The National Association of Law Students has issued a strongly-worded petition, urging the Chief Justice to use his position as the Chairperson of the General Legal Council (GLC) to ensure the admission of some 499 candidates who passed the 2021 entrance exam immediately.
The aggrieved students are also calling for a reduction in the cost of remarking and a scrapping of the repeat policy at the Ghana School of Law and other pressing demands.
In the seven-page statement, the leadership of the Association lamented the difficulties with acquiring legal education in Ghana.
According to them, since 2012, the GLC has erected many roadblocks, making it cumbersome for students to become lawyers in the country.
Meanwhile, such students can excel in other jurisdictions when they leave the country's shores, the group fumed.
“Thousands of LLB holders in this country who are unsuccessful at this entrance exam are compelled to travel to places such as The Gambia and other common law jurisdictions to undertake the professional law component of their legal training.

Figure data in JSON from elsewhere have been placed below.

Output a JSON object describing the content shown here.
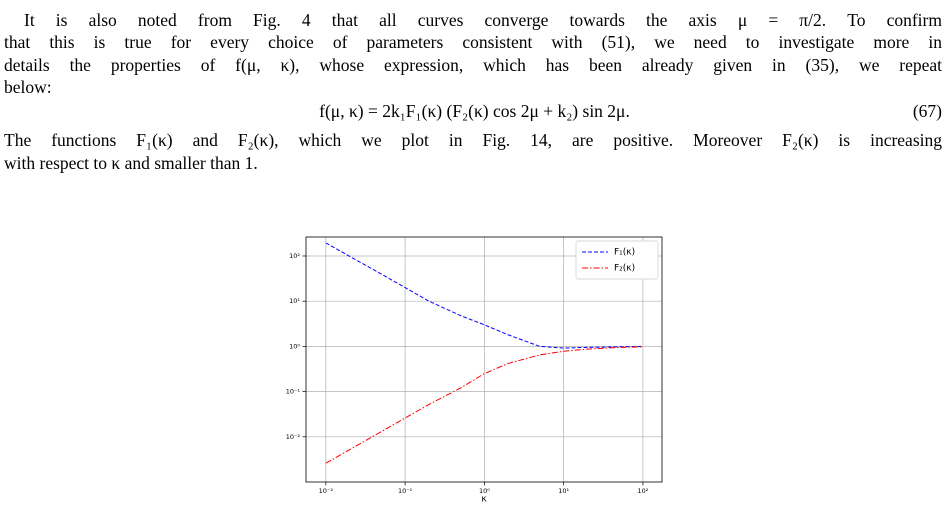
{
  "text_lines": [
    "It is also noted from Fig. 4 that all curves converge towards the axis μ = π/2. To confirm",
    "that this is true for every choice of parameters consistent with (51), we need to investigate more in",
    "details the properties of f(μ, κ), whose expression, which has been already given in (35), we repeat",
    "below:"
  ],
  "equation": {
    "text": "f(μ, κ) = 2k₁F₁(κ) (F₂(κ) cos 2μ + k₂) sin 2μ.",
    "number": "(67)"
  },
  "text_lines_2": [
    "The functions F₁(κ) and F₂(κ), which we plot in Fig. 14, are positive. Moreover F₂(κ) is increasing",
    "with respect to κ and smaller than 1."
  ],
  "chart_data": {
    "type": "line",
    "x_label": "κ",
    "log_x": true,
    "log_y": true,
    "grid": true,
    "legend": "upper right",
    "x": [
      0.01,
      0.02,
      0.05,
      0.1,
      0.2,
      0.5,
      1,
      2,
      5,
      10,
      20,
      50,
      100
    ],
    "series": [
      {
        "name": "F₁(κ)",
        "color": "#0000ff",
        "dash": "dashed",
        "values": [
          195,
          98,
          40,
          20,
          10,
          4.8,
          3.0,
          1.8,
          1.0,
          0.92,
          0.95,
          0.98,
          1.0
        ]
      },
      {
        "name": "F₂(κ)",
        "color": "#ff0000",
        "dash": "dashdot",
        "values": [
          0.0026,
          0.0052,
          0.013,
          0.026,
          0.052,
          0.12,
          0.25,
          0.42,
          0.65,
          0.78,
          0.87,
          0.95,
          0.98
        ]
      }
    ],
    "xlim": [
      0.00562,
      174
    ],
    "ylim": [
      0.001,
      263
    ],
    "xticks": [
      {
        "value": 0.01,
        "label": "10⁻²"
      },
      {
        "value": 0.1,
        "label": "10⁻¹"
      },
      {
        "value": 1,
        "label": "10⁰"
      },
      {
        "value": 10,
        "label": "10¹"
      },
      {
        "value": 100,
        "label": "10²"
      }
    ],
    "yticks": [
      {
        "value": 0.01,
        "label": "10⁻²"
      },
      {
        "value": 0.1,
        "label": "10⁻¹"
      },
      {
        "value": 1,
        "label": "10⁰"
      },
      {
        "value": 10,
        "label": "10¹"
      },
      {
        "value": 100,
        "label": "10²"
      }
    ]
  }
}
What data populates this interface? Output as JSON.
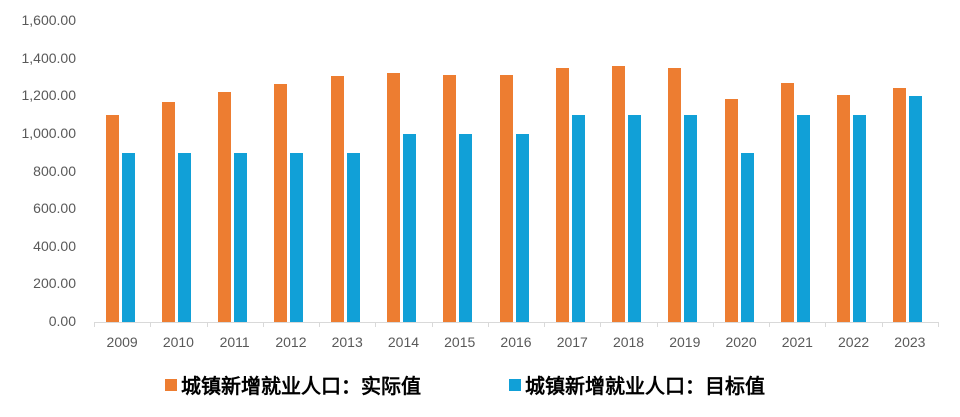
{
  "chart_data": {
    "type": "bar",
    "title": "",
    "xlabel": "",
    "ylabel": "",
    "ylim": [
      0,
      1600
    ],
    "yticks": [
      "0.00",
      "200.00",
      "400.00",
      "600.00",
      "800.00",
      "1,000.00",
      "1,200.00",
      "1,400.00",
      "1,600.00"
    ],
    "grid": false,
    "legend_position": "bottom",
    "categories": [
      "2009",
      "2010",
      "2011",
      "2012",
      "2013",
      "2014",
      "2015",
      "2016",
      "2017",
      "2018",
      "2019",
      "2020",
      "2021",
      "2022",
      "2023"
    ],
    "series": [
      {
        "name": "城镇新增就业人口：实际值",
        "color": "#ED7D31",
        "values": [
          1102,
          1168,
          1221,
          1266,
          1310,
          1322,
          1312,
          1314,
          1351,
          1361,
          1352,
          1186,
          1269,
          1206,
          1244
        ]
      },
      {
        "name": "城镇新增就业人口：目标值",
        "color": "#11A0D7",
        "values": [
          900,
          900,
          900,
          900,
          900,
          1000,
          1000,
          1000,
          1100,
          1100,
          1100,
          900,
          1100,
          1100,
          1200
        ]
      }
    ]
  }
}
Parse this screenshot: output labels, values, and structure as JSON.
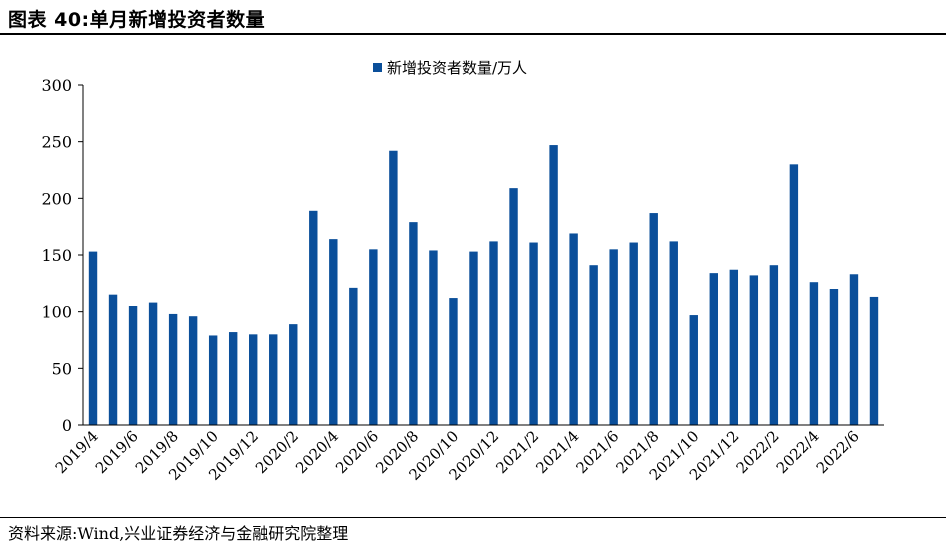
{
  "header": {
    "title": "图表 40:单月新增投资者数量"
  },
  "footer": {
    "source": "资料来源:Wind,兴业证券经济与金融研究院整理"
  },
  "chart_data": {
    "type": "bar",
    "series": [
      {
        "name": "新增投资者数量/万人",
        "color": "#0b4f9a",
        "values": [
          153,
          115,
          105,
          108,
          98,
          96,
          79,
          82,
          80,
          80,
          89,
          189,
          164,
          121,
          155,
          242,
          179,
          154,
          112,
          153,
          162,
          209,
          161,
          247,
          169,
          141,
          155,
          161,
          187,
          162,
          97,
          134,
          137,
          132,
          141,
          230,
          126,
          120,
          133,
          113
        ]
      }
    ],
    "categories": [
      "2019/4",
      "2019/5",
      "2019/6",
      "2019/7",
      "2019/8",
      "2019/9",
      "2019/10",
      "2019/11",
      "2019/12",
      "2020/1",
      "2020/2",
      "2020/3",
      "2020/4",
      "2020/5",
      "2020/6",
      "2020/7",
      "2020/8",
      "2020/9",
      "2020/10",
      "2020/11",
      "2020/12",
      "2021/1",
      "2021/2",
      "2021/3",
      "2021/4",
      "2021/5",
      "2021/6",
      "2021/7",
      "2021/8",
      "2021/9",
      "2021/10",
      "2021/11",
      "2021/12",
      "2022/1",
      "2022/2",
      "2022/3",
      "2022/4",
      "2022/5",
      "2022/6",
      "2022/7"
    ],
    "x_tick_labels": [
      "2019/4",
      "2019/6",
      "2019/8",
      "2019/10",
      "2019/12",
      "2020/2",
      "2020/4",
      "2020/6",
      "2020/8",
      "2020/10",
      "2020/12",
      "2021/2",
      "2021/4",
      "2021/6",
      "2021/8",
      "2021/10",
      "2021/12",
      "2022/2",
      "2022/4",
      "2022/6"
    ],
    "y_ticks": [
      "0",
      "50",
      "100",
      "150",
      "200",
      "250",
      "300"
    ],
    "ylim": [
      0,
      300
    ],
    "legend_position": "top-center",
    "grid": false
  }
}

"Many others who cannot find financial resources, to do so remain hopeless, jobless and some even develop mental health complications," the statement said.
The concerned students also bemoaned the repeat policy, which according to them, is designed to make legal education ‘unnecessarily frustrating and defective’.
In the wake of the perennial challenges highlighted by the group, and following the recent controversies surrounding this year’s entrance examination results, the association have therefore tabled six demands before the Council for onward consideration.
Apart from the call for the immediate admission of some 499 students and the reduction of the remarking fee to a minimum of ¢300, the students are also pleading with the Attorney General, Godfred Dame - the President’s representative on the General Legal Council to order the GLC to submit a roadmap for the remarking of entrance scripts with regulations on how faculties can offer tuition for the professional law course within 14 days.
They are also asking the General Legal Council to abolish the annual undertaking students sign, which prevents them from challenging the results of the entrance exams.
In addition, the aggrieved students also want the Council and the Independent Exam Committee (IEC) to publish the marking scheme for the 2021 exams immediately, with a complete abolishing of the repeat policy by the Ghana School of Law.
On September 28, 2021, the Council issued a release where 790 candidates who sat for the 2021 entrance exams had passed, out of the total of 2,824 students who wrote the exams.
The said publication was met with many resentments from the general public, including Prof. Stephen Kwaku Asare and other notable voices of dissent.
However, the General Legal Council insists that the results are credible, despite calls for a review and the admission of some 499 students who were denied admission, despite having attained the ‘required’ 50% pass mark.